Von Giuliana Prucca | Jul 2013Blue-Eyed Alì
one of many sons of the sons,
will go down from Algiers,
on sailing and rowing boats.
Thousands of men
will be with him
with little bodies and eyes
of fathers' poor dogs
on boats launched in the Kingdoms of Hunger.
Von dieser "Profezia" von Pier Paolo Pasolini stammt der Titel der Installation von Gian Maria Tosatti (* 1980 Rom, Italien) Regni della Fame (Königreich des Hungers). Es ist eine von über 200 Arbeiten, die auf der Mediterranea 16 zu sehen sind, der Biennale Junger Künstler in der faszinierenden Mole Vanvitelliana in Ancona, während des 2400. Jahrestages der Gründung der Stadt.

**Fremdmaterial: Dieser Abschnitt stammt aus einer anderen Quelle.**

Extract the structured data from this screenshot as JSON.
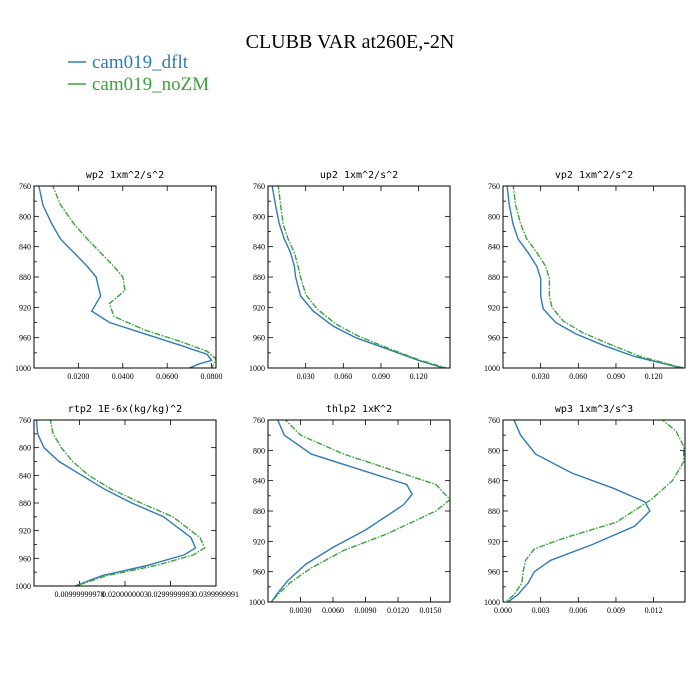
{
  "title": "CLUBB VAR at260E,-2N",
  "legend": [
    {
      "label": "cam019_dflt",
      "color": "#2f7bb5"
    },
    {
      "label": "cam019_noZM",
      "color": "#3ca33c"
    }
  ],
  "chart_data": [
    {
      "type": "line",
      "title": "wp2  1xm^2/s^2",
      "xlim": [
        0,
        0.082
      ],
      "ylim": [
        760,
        1000
      ],
      "y_inverted": true,
      "xticks": [
        0.02,
        0.04,
        0.06,
        0.08
      ],
      "xtick_labels": [
        "0.0200",
        "0.0400",
        "0.0600",
        "0.0800"
      ],
      "yticks": [
        760,
        800,
        840,
        880,
        920,
        960,
        1000
      ],
      "ytick_labels": [
        "760",
        "800",
        "840",
        "880",
        "920",
        "960",
        "1000"
      ],
      "series": [
        {
          "name": "cam019_dflt",
          "color": "#2f7bb5",
          "x": [
            0.002,
            0.004,
            0.008,
            0.012,
            0.018,
            0.024,
            0.028,
            0.03,
            0.026,
            0.034,
            0.05,
            0.066,
            0.078,
            0.08,
            0.074,
            0.07
          ],
          "y": [
            757,
            785,
            810,
            830,
            848,
            866,
            880,
            905,
            925,
            940,
            955,
            970,
            982,
            990,
            995,
            1000
          ]
        },
        {
          "name": "cam019_noZM",
          "color": "#3ca33c",
          "x": [
            0.008,
            0.012,
            0.018,
            0.024,
            0.03,
            0.036,
            0.04,
            0.041,
            0.034,
            0.036,
            0.05,
            0.066,
            0.078,
            0.082,
            0.081,
            0.08
          ],
          "y": [
            757,
            785,
            810,
            830,
            848,
            866,
            880,
            898,
            915,
            932,
            950,
            965,
            978,
            988,
            995,
            1000
          ]
        }
      ]
    },
    {
      "type": "line",
      "title": "up2  1xm^2/s^2",
      "xlim": [
        0,
        0.145
      ],
      "ylim": [
        760,
        1000
      ],
      "y_inverted": true,
      "xticks": [
        0.03,
        0.06,
        0.09,
        0.12
      ],
      "xtick_labels": [
        "0.030",
        "0.060",
        "0.090",
        "0.120"
      ],
      "yticks": [
        760,
        800,
        840,
        880,
        920,
        960,
        1000
      ],
      "ytick_labels": [
        "760",
        "800",
        "840",
        "880",
        "920",
        "960",
        "1000"
      ],
      "series": [
        {
          "name": "cam019_dflt",
          "color": "#2f7bb5",
          "x": [
            0.003,
            0.006,
            0.009,
            0.013,
            0.018,
            0.021,
            0.022,
            0.026,
            0.036,
            0.052,
            0.07,
            0.095,
            0.12,
            0.14
          ],
          "y": [
            757,
            785,
            810,
            830,
            848,
            866,
            880,
            905,
            925,
            945,
            960,
            975,
            990,
            1000
          ]
        },
        {
          "name": "cam019_noZM",
          "color": "#3ca33c",
          "x": [
            0.008,
            0.01,
            0.012,
            0.016,
            0.021,
            0.024,
            0.026,
            0.03,
            0.039,
            0.054,
            0.072,
            0.096,
            0.12,
            0.142
          ],
          "y": [
            757,
            785,
            810,
            830,
            848,
            866,
            880,
            903,
            922,
            942,
            958,
            974,
            989,
            1000
          ]
        }
      ]
    },
    {
      "type": "line",
      "title": "vp2  1xm^2/s^2",
      "xlim": [
        0,
        0.145
      ],
      "ylim": [
        760,
        1000
      ],
      "y_inverted": true,
      "xticks": [
        0.03,
        0.06,
        0.09,
        0.12
      ],
      "xtick_labels": [
        "0.030",
        "0.060",
        "0.090",
        "0.120"
      ],
      "yticks": [
        760,
        800,
        840,
        880,
        920,
        960,
        1000
      ],
      "ytick_labels": [
        "760",
        "800",
        "840",
        "880",
        "920",
        "960",
        "1000"
      ],
      "series": [
        {
          "name": "cam019_dflt",
          "color": "#2f7bb5",
          "x": [
            0.003,
            0.005,
            0.008,
            0.012,
            0.02,
            0.027,
            0.03,
            0.03,
            0.032,
            0.042,
            0.058,
            0.08,
            0.105,
            0.13,
            0.142
          ],
          "y": [
            757,
            785,
            810,
            830,
            848,
            866,
            882,
            905,
            922,
            940,
            955,
            970,
            985,
            995,
            1000
          ]
        },
        {
          "name": "cam019_noZM",
          "color": "#3ca33c",
          "x": [
            0.008,
            0.01,
            0.014,
            0.019,
            0.027,
            0.034,
            0.037,
            0.037,
            0.039,
            0.048,
            0.063,
            0.084,
            0.108,
            0.132,
            0.144
          ],
          "y": [
            757,
            785,
            810,
            830,
            848,
            866,
            882,
            905,
            920,
            938,
            953,
            968,
            984,
            995,
            1000
          ]
        }
      ]
    },
    {
      "type": "line",
      "title": "rtp2  1E-6x(kg/kg)^2",
      "xlim": [
        0,
        0.04
      ],
      "ylim": [
        760,
        1000
      ],
      "y_inverted": true,
      "xticks": [
        0.01,
        0.02,
        0.03,
        0.04
      ],
      "xtick_labels": [
        "0.00999999978",
        "0.0200000003",
        "0.0299999993",
        "0.0399999991"
      ],
      "yticks": [
        760,
        800,
        840,
        880,
        920,
        960,
        1000
      ],
      "ytick_labels": [
        "760",
        "800",
        "840",
        "880",
        "920",
        "960",
        "1000"
      ],
      "series": [
        {
          "name": "cam019_dflt",
          "color": "#2f7bb5",
          "x": [
            0.0005,
            0.0008,
            0.0022,
            0.0055,
            0.0105,
            0.0155,
            0.0215,
            0.0285,
            0.0345,
            0.0355,
            0.033,
            0.025,
            0.015,
            0.011,
            0.009
          ],
          "y": [
            757,
            780,
            800,
            820,
            840,
            860,
            880,
            900,
            930,
            945,
            955,
            970,
            985,
            995,
            1000
          ]
        },
        {
          "name": "cam019_noZM",
          "color": "#3ca33c",
          "x": [
            0.0035,
            0.0042,
            0.006,
            0.0085,
            0.012,
            0.017,
            0.0235,
            0.0305,
            0.0365,
            0.0375,
            0.035,
            0.027,
            0.016,
            0.0115,
            0.009
          ],
          "y": [
            757,
            780,
            800,
            820,
            840,
            860,
            880,
            900,
            930,
            945,
            955,
            970,
            985,
            995,
            1000
          ]
        }
      ]
    },
    {
      "type": "line",
      "title": "thlp2  1xK^2",
      "xlim": [
        0,
        0.0168
      ],
      "ylim": [
        760,
        1000
      ],
      "y_inverted": true,
      "xticks": [
        0.003,
        0.006,
        0.009,
        0.012,
        0.015
      ],
      "xtick_labels": [
        "0.0030",
        "0.0060",
        "0.0090",
        "0.0120",
        "0.0150"
      ],
      "yticks": [
        760,
        800,
        840,
        880,
        920,
        960,
        1000
      ],
      "ytick_labels": [
        "760",
        "800",
        "840",
        "880",
        "920",
        "960",
        "1000"
      ],
      "series": [
        {
          "name": "cam019_dflt",
          "color": "#2f7bb5",
          "x": [
            0.0008,
            0.0015,
            0.004,
            0.0128,
            0.0133,
            0.0125,
            0.009,
            0.006,
            0.0035,
            0.0018,
            0.0008,
            0.0003
          ],
          "y": [
            757,
            780,
            805,
            845,
            858,
            872,
            905,
            928,
            950,
            972,
            990,
            1000
          ]
        },
        {
          "name": "cam019_noZM",
          "color": "#3ca33c",
          "x": [
            0.0014,
            0.003,
            0.007,
            0.0155,
            0.0168,
            0.0155,
            0.011,
            0.007,
            0.004,
            0.002,
            0.0008,
            0.0003
          ],
          "y": [
            757,
            780,
            805,
            845,
            865,
            880,
            910,
            932,
            955,
            975,
            992,
            1000
          ]
        }
      ]
    },
    {
      "type": "line",
      "title": "wp3  1xm^3/s^3",
      "xlim": [
        0,
        0.0145
      ],
      "ylim": [
        760,
        1000
      ],
      "y_inverted": true,
      "xticks": [
        0.0,
        0.003,
        0.006,
        0.009,
        0.012
      ],
      "xtick_labels": [
        "0.000",
        "0.003",
        "0.006",
        "0.009",
        "0.012"
      ],
      "yticks": [
        760,
        800,
        840,
        880,
        920,
        960,
        1000
      ],
      "ytick_labels": [
        "760",
        "800",
        "840",
        "880",
        "920",
        "960",
        "1000"
      ],
      "series": [
        {
          "name": "cam019_dflt",
          "color": "#2f7bb5",
          "x": [
            0.0008,
            0.0014,
            0.0026,
            0.0055,
            0.0088,
            0.0113,
            0.0117,
            0.0105,
            0.007,
            0.0038,
            0.0025,
            0.002,
            0.0012,
            0.0004
          ],
          "y": [
            757,
            780,
            805,
            830,
            850,
            868,
            880,
            900,
            925,
            945,
            960,
            975,
            990,
            1000
          ]
        },
        {
          "name": "cam019_noZM",
          "color": "#3ca33c",
          "x": [
            0.0125,
            0.0138,
            0.0144,
            0.0144,
            0.0135,
            0.0118,
            0.009,
            0.005,
            0.0025,
            0.0018,
            0.0016,
            0.0015,
            0.0009,
            0.0002
          ],
          "y": [
            757,
            775,
            795,
            815,
            840,
            865,
            895,
            915,
            930,
            945,
            960,
            975,
            990,
            1000
          ]
        }
      ]
    }
  ]
}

Einige Zähne ragen aus dem Betonfußboden, den Tosatti wie ein Meer angelegt hat. Es sind die einzigen Überbleibsel von Menschen, die in der Hoffnung auf ein besseres Leben auf der anderen Seite Tag für Tag ihre Länder verlassen. Mit dieser leeren Oberfläche korrespondiert Stimmen der Unsichtbaren von Charbel Samuel Aoun (* 1980 Beirut, Libanon), eine Installation aus verschiedenen Modellen alter Telefone. Aus jedem ertönen in verschiedenen Sprachen die Stimmen von Leuten, die der Künstler auf seinen Reisen am Mittelmeer in schmerzvollen Momenten ihres Lebens getroffen hat.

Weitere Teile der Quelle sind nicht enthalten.